People like you, me, and flights attendants got our own personal air marshals to watch us and report back to the government. (They “receive[..] a file containing a photo and basic information — such as date and place of birth” and they’ll be “taking notes on whether travelers use a phone, go to the bathroom, chat with others, or change clothes.”)
It turns out that after following thousands of Americans not a single person turned out to even be worth any additional followup.
TSA Agents in Charlotte Watch News of the TSA’s Failure to Detect Weapons and Bombs, Instead of Searching for Weapons and Bombs (HT: Tocqueville)

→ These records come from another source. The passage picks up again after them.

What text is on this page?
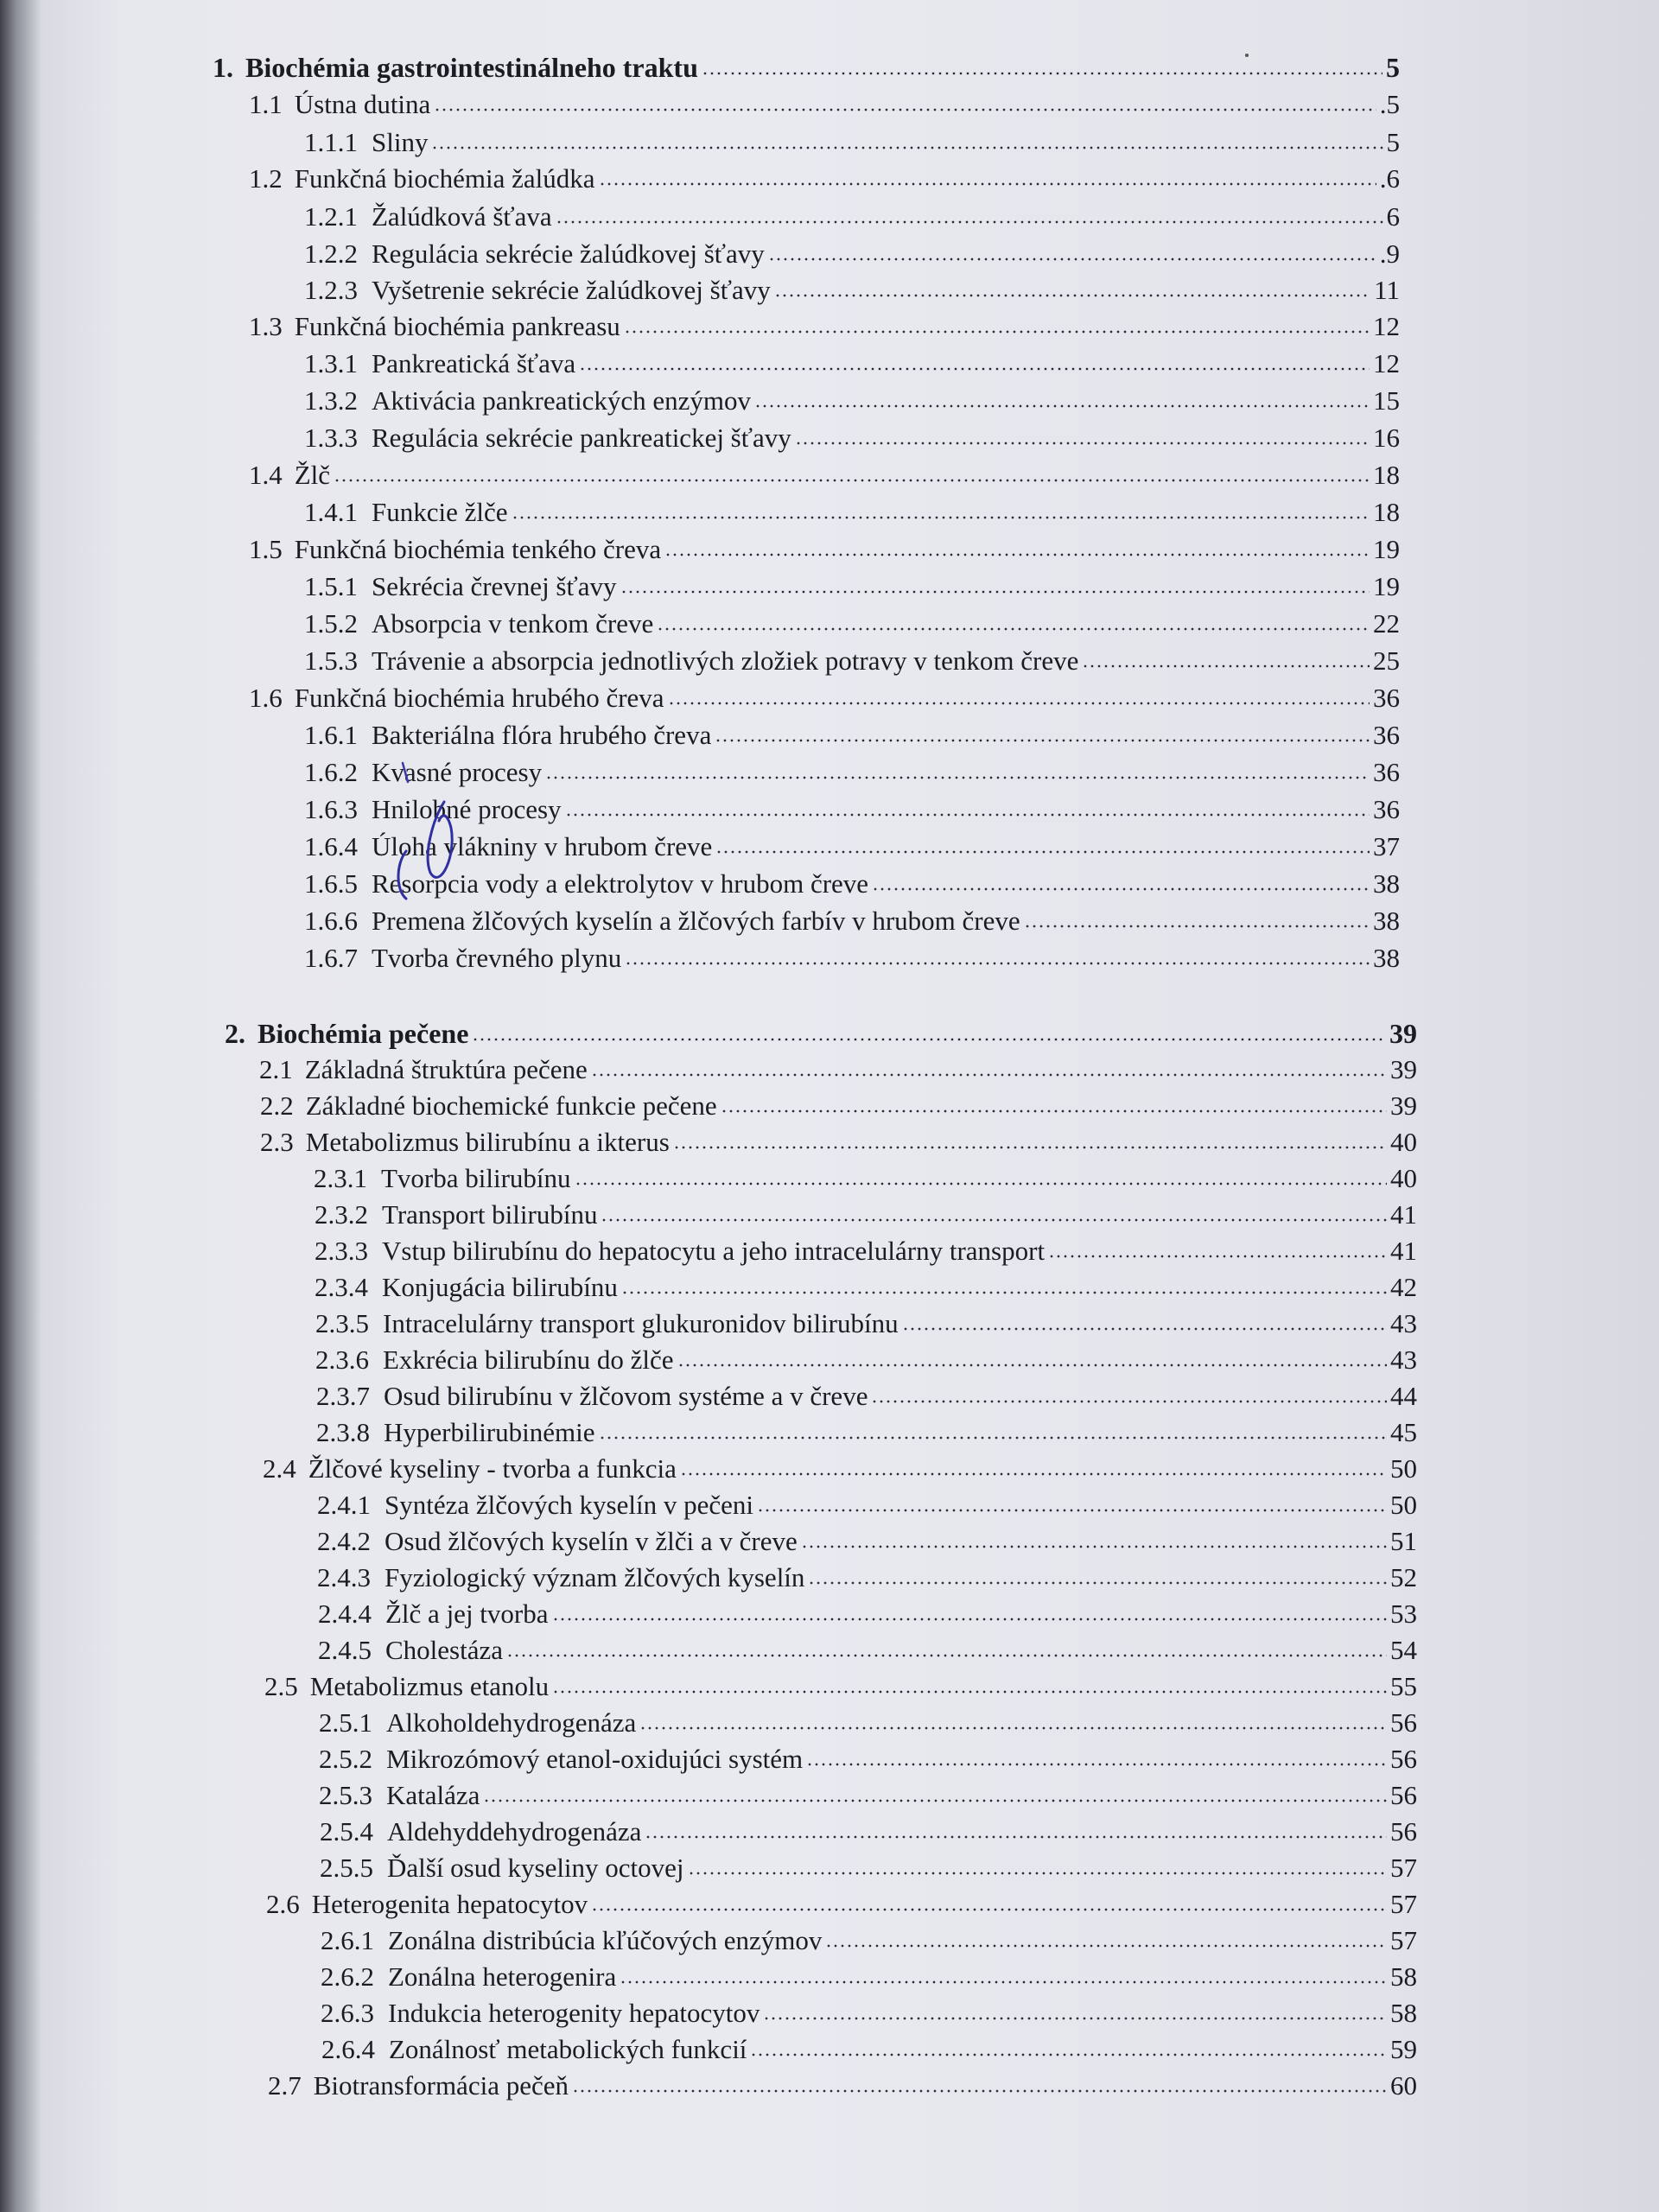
1. Biochémia gastrointestinálneho traktu	5
1.1 Ústna dutina	.5
1.1.1 Sliny	5
1.2 Funkčná biochémia žalúdka	.6
1.2.1 Žalúdková šťava	6
1.2.2 Regulácia sekrécie žalúdkovej šťavy	.9
1.2.3 Vyšetrenie sekrécie žalúdkovej šťavy	11
1.3 Funkčná biochémia pankreasu	12
1.3.1 Pankreatická šťava	12
1.3.2 Aktivácia pankreatických enzýmov	15
1.3.3 Regulácia sekrécie pankreatickej šťavy	16
1.4 Žlč	18
1.4.1 Funkcie žlče	18
1.5 Funkčná biochémia tenkého čreva	19
1.5.1 Sekrécia črevnej šťavy	19
1.5.2 Absorpcia v tenkom čreve	22
1.5.3 Trávenie a absorpcia jednotlivých zložiek potravy v tenkom čreve	25
1.6 Funkčná biochémia hrubého čreva	36
1.6.1 Bakteriálna flóra hrubého čreva	36
1.6.2 Kvasné procesy	36
1.6.3 Hnilobné procesy	36
1.6.4 Úloha vlákniny v hrubom čreve	37
1.6.5 Resorpcia vody a elektrolytov v hrubom čreve	38
1.6.6 Premena žlčových kyselín a žlčových farbív v hrubom čreve	38
1.6.7 Tvorba črevného plynu	38
2. Biochémia pečene	39
2.1 Základná štruktúra pečene	39
2.2 Základné biochemické funkcie pečene	39
2.3 Metabolizmus bilirubínu a ikterus	40
2.3.1 Tvorba bilirubínu	40
2.3.2 Transport bilirubínu	41
2.3.3 Vstup bilirubínu do hepatocytu a jeho intracelulárny transport	41
2.3.4 Konjugácia bilirubínu	42
2.3.5 Intracelulárny transport glukuronidov bilirubínu	43
2.3.6 Exkrécia bilirubínu do žlče	43
2.3.7 Osud bilirubínu v žlčovom systéme a v čreve	44
2.3.8 Hyperbilirubinémie	45
2.4 Žlčové kyseliny - tvorba a funkcia	50
2.4.1 Syntéza žlčových kyselín v pečeni	50
2.4.2 Osud žlčových kyselín v žlči a v čreve	51
2.4.3 Fyziologický význam žlčových kyselín	52
2.4.4 Žlč a jej tvorba	53
2.4.5 Cholestáza	54
2.5 Metabolizmus etanolu	55
2.5.1 Alkoholdehydrogenáza	56
2.5.2 Mikrozómový etanol-oxidujúci systém	56
2.5.3 Kataláza	56
2.5.4 Aldehyddehydrogenáza	56
2.5.5 Ďalší osud kyseliny octovej	57
2.6 Heterogenita hepatocytov	57
2.6.1 Zonálna distribúcia kľúčových enzýmov	57
2.6.2 Zonálna heterogenira	58
2.6.3 Indukcia heterogenity hepatocytov	58
2.6.4 Zonálnosť metabolických funkcií	59
2.7 Biotransformácia pečeň	60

The TSA claimed that ordinary citizens weren’t being caught up in the Quiet Skies surveillance program but that was revealed to be a lie. In March a TSA official gave a deposition stating they do “not perform intelligence collection on passengers at airports” and that turns out to be the same month that the program was expanded. In addition to giving false testimony, there are legal questions raised by surveillance of Americans not suspected of any wrongdoing.
Liam Neeson Was an Air Marshal in the 2014 film “Non-Stop”

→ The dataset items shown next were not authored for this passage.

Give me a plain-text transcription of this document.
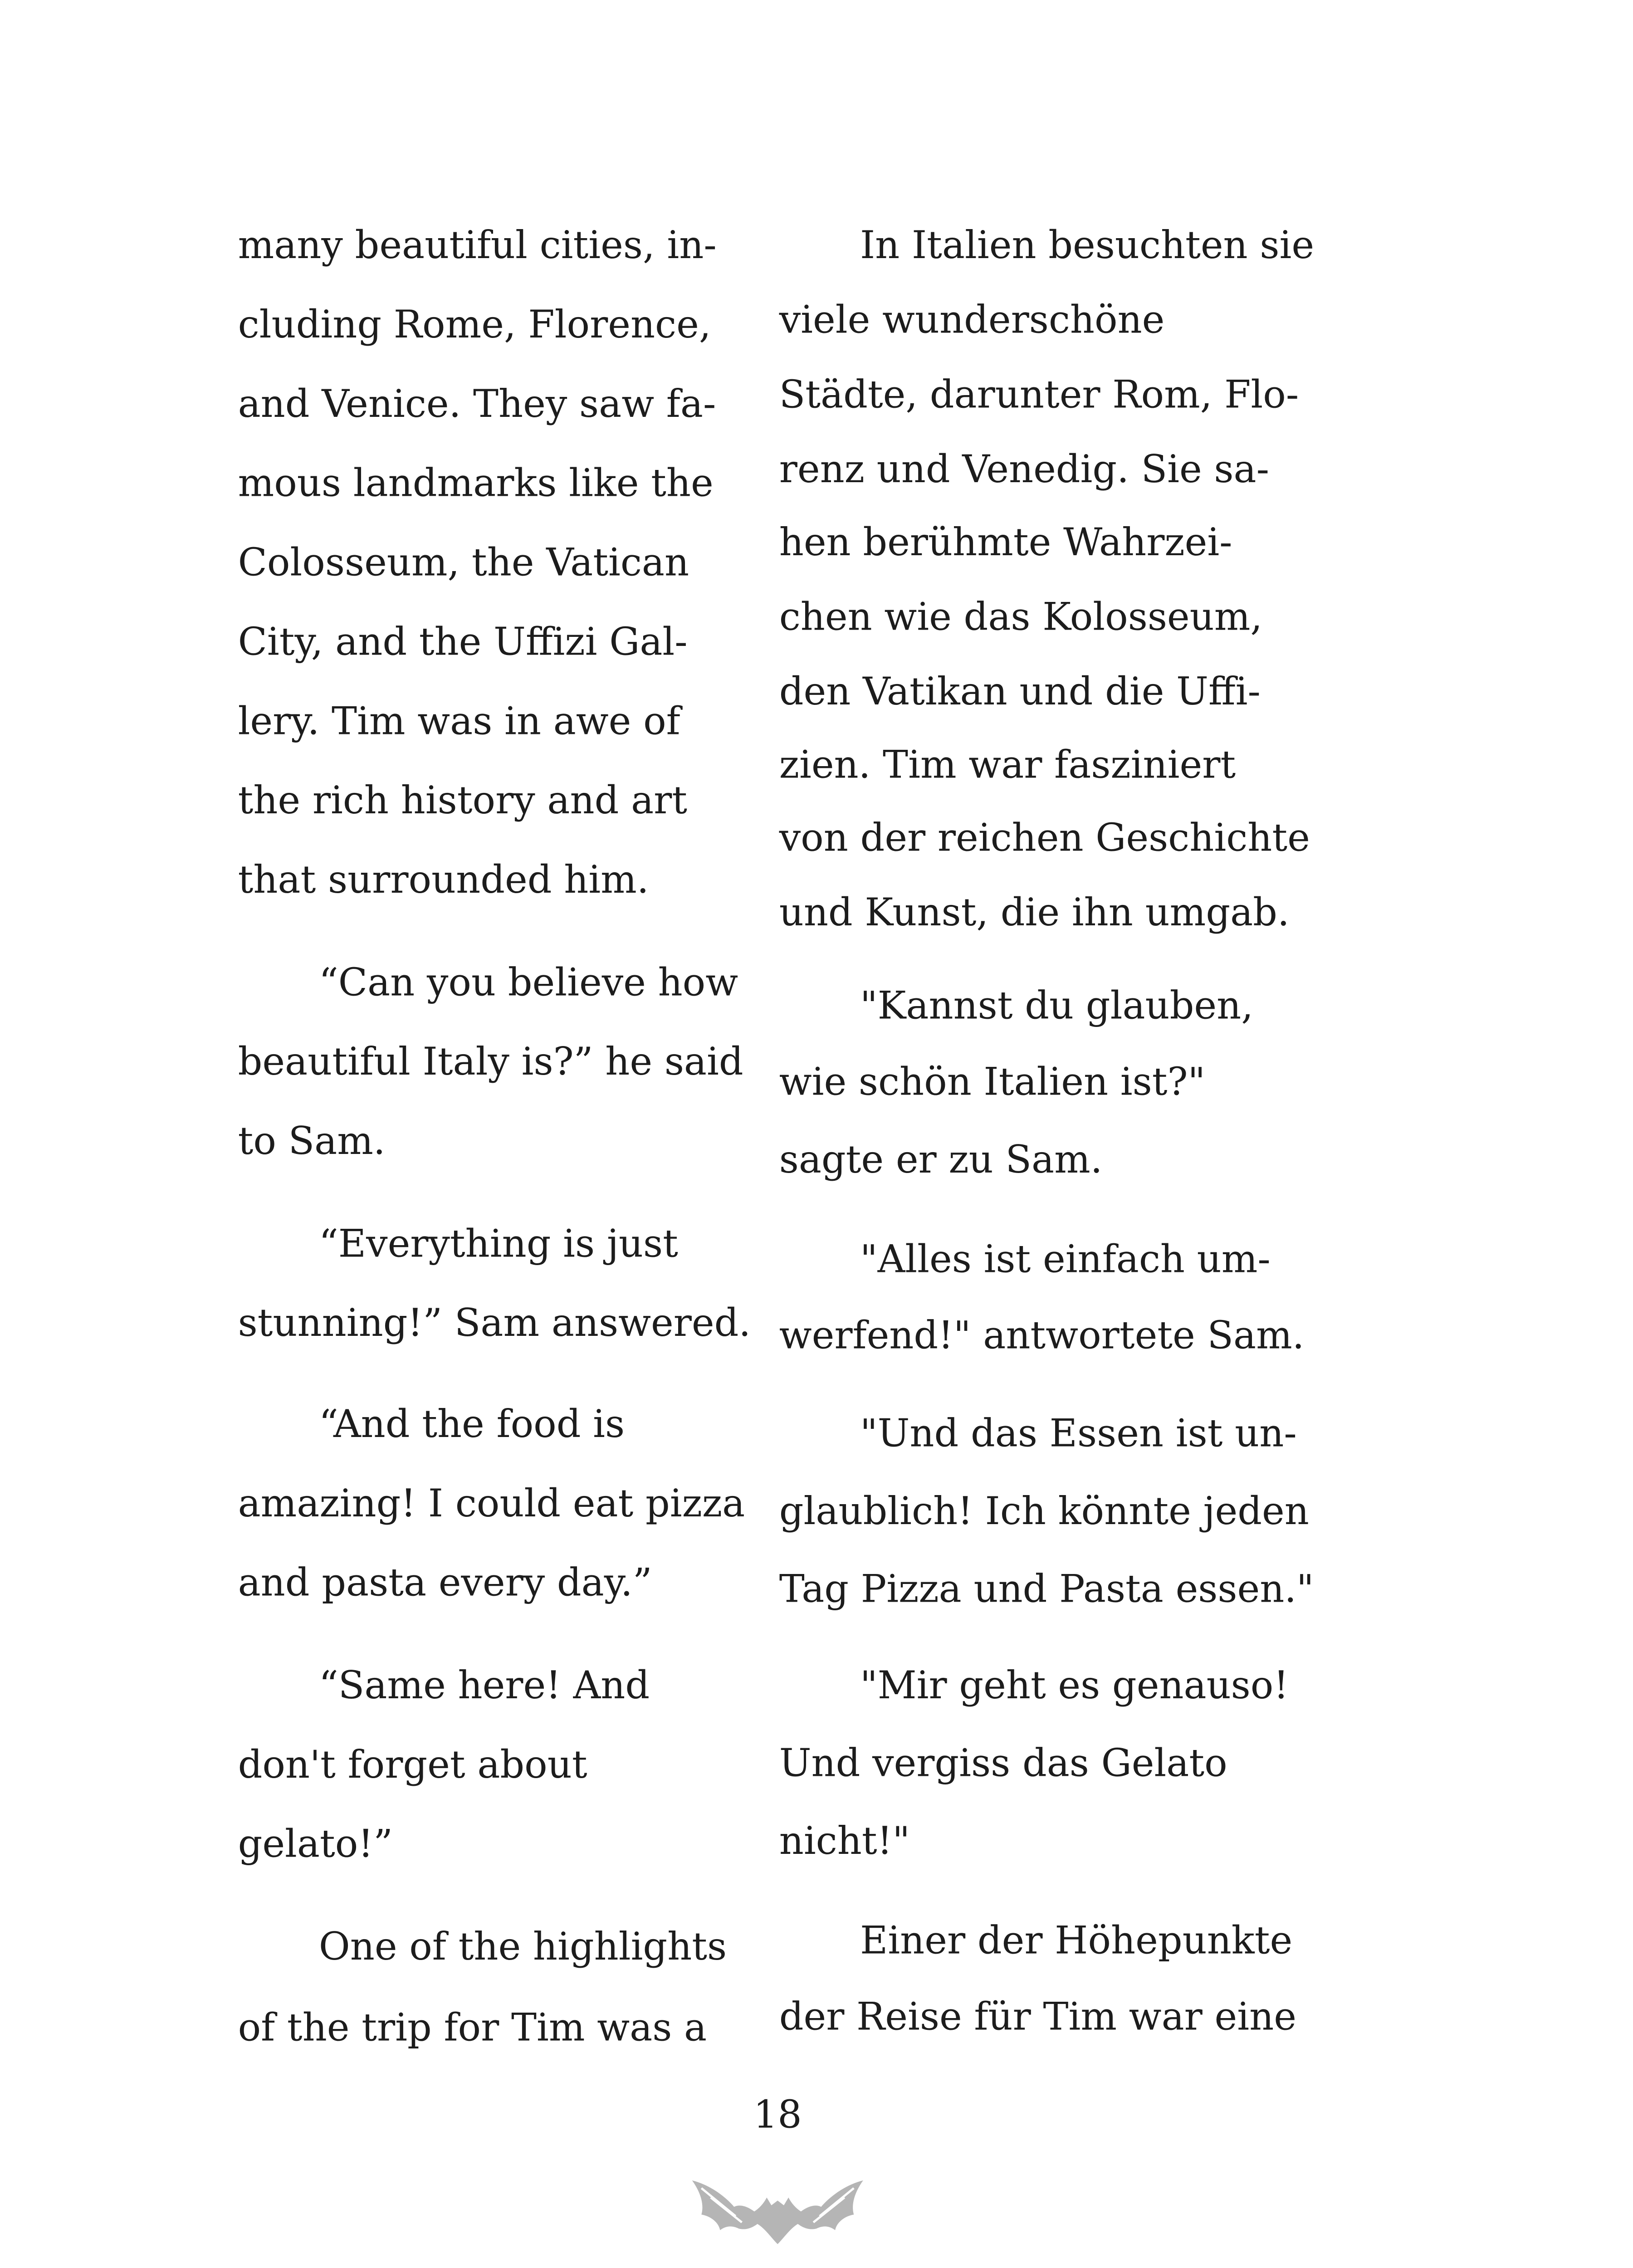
many beautiful cities, in-
cluding Rome, Florence,
and Venice. They saw fa-
mous landmarks like the
Colosseum, the Vatican
City, and the Uffizi Gal-
lery. Tim was in awe of
the rich history and art
that surrounded him.
“Can you believe how
beautiful Italy is?” he said
to Sam.
“Everything is just
stunning!” Sam answered.
“And the food is
amazing! I could eat pizza
and pasta every day.”
“Same here! And
don't forget about
gelato!”
One of the highlights
of the trip for Tim was a
In Italien besuchten sie
viele wunderschöne
Städte, darunter Rom, Flo-
renz und Venedig. Sie sa-
hen berühmte Wahrzei-
chen wie das Kolosseum,
den Vatikan und die Uffi-
zien. Tim war fasziniert
von der reichen Geschichte
und Kunst, die ihn umgab.
"Kannst du glauben,
wie schön Italien ist?"
sagte er zu Sam.
"Alles ist einfach um-
werfend!" antwortete Sam.
"Und das Essen ist un-
glaublich! Ich könnte jeden
Tag Pizza und Pasta essen."
"Mir geht es genauso!
Und vergiss das Gelato
nicht!"
Einer der Höhepunkte
der Reise für Tim war eine
18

Now TSA wants you to believe they’re no longer tracking ordinary passengers as though they were terrorists. You should not believe them.
Agency officials told the Globe that air marshals no longer document the minor movements and behavior of these travelers, such as whether they fidget in the airport, go to the bathroom during the flight, or seem, according to the agency’s own checklist, to have a “cold, penetrating stare.”
The agency said it has also has stopped following passengers through baggage claim and no longer compiles extensive reports on travelers who failed to rouse suspicions.
Here’s why I’m skeptical:
- the government has lied under oath about this program before. Why wouldn’t they mislead when not under oath?
- the director of the Federal Air Marshal service says “Any routine passenger behaviors on a plane that would be seen as a normal behavior we are no longer capturing that,” however the truth is that they “will continue to monitor some travelers who have not been suspected of any crimes, but will not collect as many details about them.”
Here’s the checklist they used while watching average Americans:
The TSA has failed to meaningfully detect dangerous items going through the checkpoint for years. Two years ago their disclosed 95% failure rate seemed shocking and surprising to many but is hardly new, ten years ago they had a 91% failure rate.
The TSA has never caught a terrorist. You can’t argue their mere presence stops terrorist attempts at that level of failure. How exactly are they deterring anything?
Five years ago the TSA itself admitted in court documents that were accidentally leaked,
“As of mid-2011, terrorist threat groups present in the Homeland are not known to be actively plotting against civil aviation targets or airports; instead, their focus is on fundraising, recruiting, and propagandizing,” the TSA said.
In addition, the brief states that “the government concedes that it would be difficult to have a repeat of 9/11 due to hardened cockpit doors and the willingness of passengers to challenge hijackers rather than assume a hijacking merely means a diversion to Cuba…
[T]he government admits that there have been no attempted domestic hijackings of any kind in the 12 years since 9/11.”
Let that sink in for a moment. The true threat assessment came out and most people either didn’t notice or forgot. Will anyone pay attention now that we know thousands of people are getting their own armed agents watching them on flights for no reason whatsoever, even if TSA now says they’ve stopped reporting back when we sleep and go to the bathroom?